Cuando llegamos, el escritor –era nuestro querido Fabio Morábito pero podría haber sido otro a los fines de esta crónica- respondía con mucha soltura las preguntas de Jorge Fondebrider sobre sus cuentos, Buenos Aires, México, etc. El encuentro era en Eterna Cadencia, pero no importa, también podría haber sido en cualquier otro lugar. Luego llegó el tiempo de las preguntas del público. Momento incómodo si los hay: nadie pregunta nada, o por supuesto, el que comienza a preguntar es alguien que nunca leyó al autor y que simplemente pasaba por ahí y tenía ganas –como en este caso- de decir que había leído a Pavese. Morábito sorteó la inentendible pregunta con soltura y glamour. Luego llegó el turno de una correctora: todo bien por ese lado también. Morábito nadaba como pez en el agua -amo esa expresión, déjenme usarla- y hablaba de sus cuentos, de su poesía. Lo codeé a S: “deberías preguntar algo vos, seguramente de toda la gente que está acá, sos el que más leyó”, le dije. Y, para mi sorpresa S, preguntó. Y la pregunta fue muy concreta: apuntaba a la novela de Morábito, Emilio y los chistes. Era una pregunta elogiosa –a S le encantó la novela- pero de alguna extraña manera tocó una fibra particular de Morábito que hizo que su mirada se ensombreciera apenas un poco y no encontrara tan fácilmente como antes la respuesta o el comentario apropiado.
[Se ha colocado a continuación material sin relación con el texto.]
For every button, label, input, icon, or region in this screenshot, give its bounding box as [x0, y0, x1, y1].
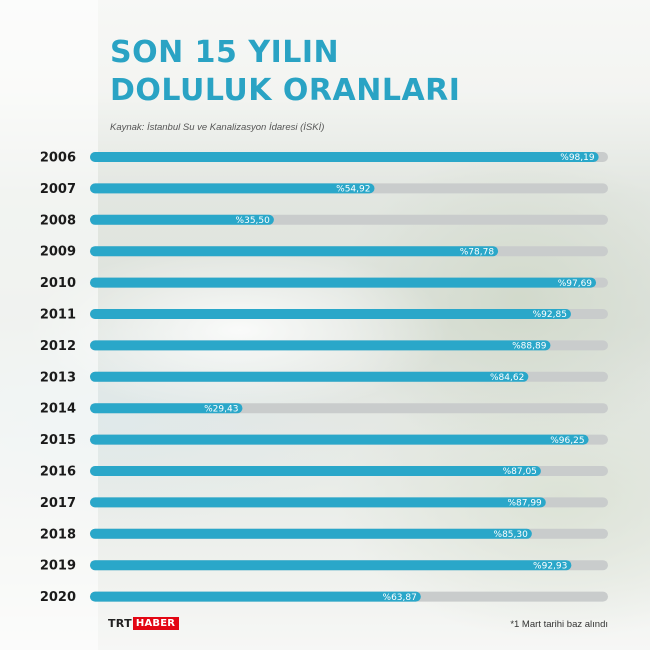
- bar-value-label: %29,43: [204, 404, 238, 414]
- year-label: 2007: [40, 182, 76, 197]
- footnote: *1 Mart tarihi baz alındı: [510, 619, 608, 630]
- year-label: 2017: [40, 496, 76, 511]
- bar: [90, 214, 274, 225]
- chart-title-line-2: DOLULUK ORANLARI: [110, 73, 461, 108]
- year-label: 2016: [40, 465, 76, 480]
- year-label: 2010: [40, 276, 76, 291]
- year-label: 2020: [40, 590, 76, 605]
- year-label: 2013: [40, 370, 76, 385]
- logo-haber-text: HABER: [132, 617, 180, 630]
- bar-value-label: %92,93: [533, 561, 567, 571]
- bar: [90, 183, 375, 194]
- bar: [90, 591, 421, 602]
- bar-value-label: %85,30: [494, 530, 529, 540]
- bar-value-label: %63,87: [383, 593, 417, 603]
- bar-value-label: %92,85: [533, 310, 567, 320]
- bar: [90, 340, 551, 351]
- bar-value-label: %78,78: [460, 247, 495, 257]
- chart-title-line-1: SON 15 YILIN: [110, 35, 340, 70]
- bar-value-label: %96,25: [550, 436, 584, 446]
- bar: [90, 309, 571, 319]
- bar: [90, 152, 599, 162]
- year-label: 2006: [40, 151, 76, 166]
- year-column-panel: [0, 0, 98, 650]
- year-label: 2008: [40, 213, 76, 228]
- source-note: Kaynak: İstanbul Su ve Kanalizasyon İdar…: [110, 122, 325, 133]
- bar: [90, 403, 243, 414]
- bar: [90, 528, 532, 539]
- bar-value-label: %97,69: [558, 279, 593, 289]
- bar: [90, 246, 499, 257]
- bar: [90, 466, 541, 476]
- logo-trt-text: TRT: [108, 617, 132, 630]
- year-label: 2014: [40, 402, 76, 417]
- bar: [90, 434, 589, 445]
- bar: [90, 497, 546, 508]
- bar: [90, 560, 572, 571]
- bar-value-label: %87,05: [503, 467, 537, 477]
- year-label: 2011: [40, 308, 76, 323]
- trt-haber-logo: TRT HABER: [108, 617, 180, 630]
- year-label: 2009: [40, 245, 76, 260]
- year-label: 2019: [40, 559, 76, 574]
- year-label: 2015: [40, 433, 76, 448]
- year-label: 2018: [40, 527, 76, 542]
- bar-value-label: %88,89: [512, 342, 547, 352]
- bar: [90, 277, 597, 288]
- bar-value-label: %54,92: [336, 185, 370, 195]
- bar-value-label: %35,50: [236, 216, 271, 226]
- chart-title: SON 15 YILIN DOLULUK ORANLARI: [110, 34, 630, 110]
- bar-value-label: %84,62: [490, 373, 524, 383]
- bar-value-label: %98,19: [560, 153, 595, 163]
- year-label: 2012: [40, 339, 76, 354]
- bar: [90, 371, 529, 382]
- bar-value-label: %87,99: [507, 499, 542, 509]
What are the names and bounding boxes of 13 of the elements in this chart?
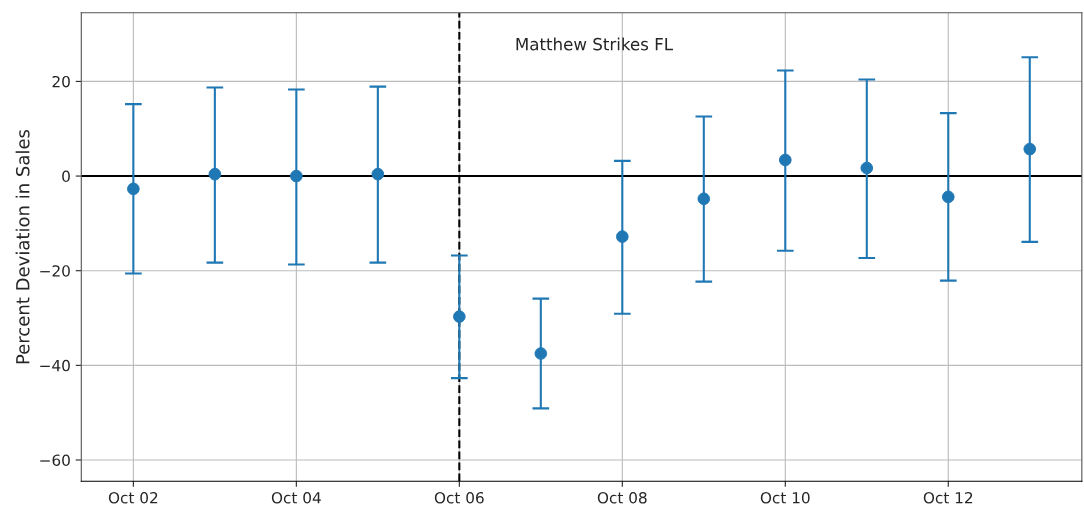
y-tick-label: 0 <box>62 170 70 183</box>
x-tick-label: Oct 08 <box>597 491 647 504</box>
y-tick-label: −40 <box>40 359 70 372</box>
x-tick-label: Oct 04 <box>271 491 321 504</box>
x-tick-label: Oct 12 <box>923 491 973 504</box>
y-tick-label: 20 <box>52 75 70 88</box>
y-tick-label: −60 <box>40 454 70 467</box>
y-axis-title: Percent Deviation in Sales <box>15 129 30 364</box>
x-tick-label: Oct 06 <box>434 491 484 504</box>
ref-line-label: Matthew Strikes FL <box>516 37 673 51</box>
y-tick-label: −20 <box>40 265 70 277</box>
x-tick-label: Oct 02 <box>108 491 158 504</box>
x-tick-label: Oct 10 <box>760 491 810 504</box>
“Tardé quince años en escribirla”, dijo. Y siguió contando cómo la idea de la novela en cuestión lo había perseguido durante todo ese tiempo y él, sin encontrar la manera de escribirla o desarrollarla, hasta que hace unos años en Buenos Aires, le encontró la vuelta, que le dicen. Morábito parecía recordar algo oscuro y lejano, difícil de asir, problemático incluso en su resultado del que no parecía del todo satisfecho. Respondió haciendo largas pausas, mirando para adelante como si en lugar del terreno sólido de sus cuentos –por más raros o diferentes que estos sean- se estuviera adentrando en un espacio mucho más denso y fangoso. Lo interesante de este cambio de clima en la reunión era que conectaba al escritor con su parte más oscura pero a la vez más vital; ni siquiera digamos parte más oscura que es demasiado dramático sino duda, pregunta, la piedra en el zapato. Ese sótano en el que de pronto se convirtió la librería hip del momento, era a mí entender mucho más interesante que lo otro: la charla en relación a lo que estaba logrado, es decir los cuentos, el poema. Morábito es encantador, sabe hacer chistes, abunda en analogías –el cuento es como un amante, la novela un matrimonio, decía- tiene ese acento mitad italiano y mitad mexicano que seduce pero, de verdad que lo interesante era el otro Morábito, el que tenía las cosas mucho menos claras, el que podía descolocarse un poco. Que esta sensación de incomodidad sea trasladable a una novela me parece interesantísimo. Pienso en las novelas que me gustan y son de este estilo. Pienso en Los incompletos, de Chejfec, o en El trabajo de Jarcowsky, o en un clásico La muerte de Iván Ilich de Tolstói. A diferencia de muchas otras donde todo está diseñado, calculado. No sé, de verdad no sé no sé cómo se escribe una novela. Ni siquiera sé muy bien qué es, hoy por hoy, una novela. Morábito, por lo que dijo la otra noche, también se hace esta misma pregunta, solo que a diferencia de mí, va y escribe Emilio y los chistes.
Nos hubiésemos quedado, con S, a comer. Quizás teníamos suerte y nos invitaban a la misma mesa que Morábito. Todo hubiese sido muy cordial. Pero la babysitter no podía quedarse hasta las once. Así que salimos disparados en un taxi, y una vez en casa disfrutamos que los chicos ya estaban dormidos. Algunas veces un matrimonio –una novela- también es como la relación de los amantes, poco clara, ambigua, emocionante. Al menos para la mente propensa al drama de esta novelista en potencia.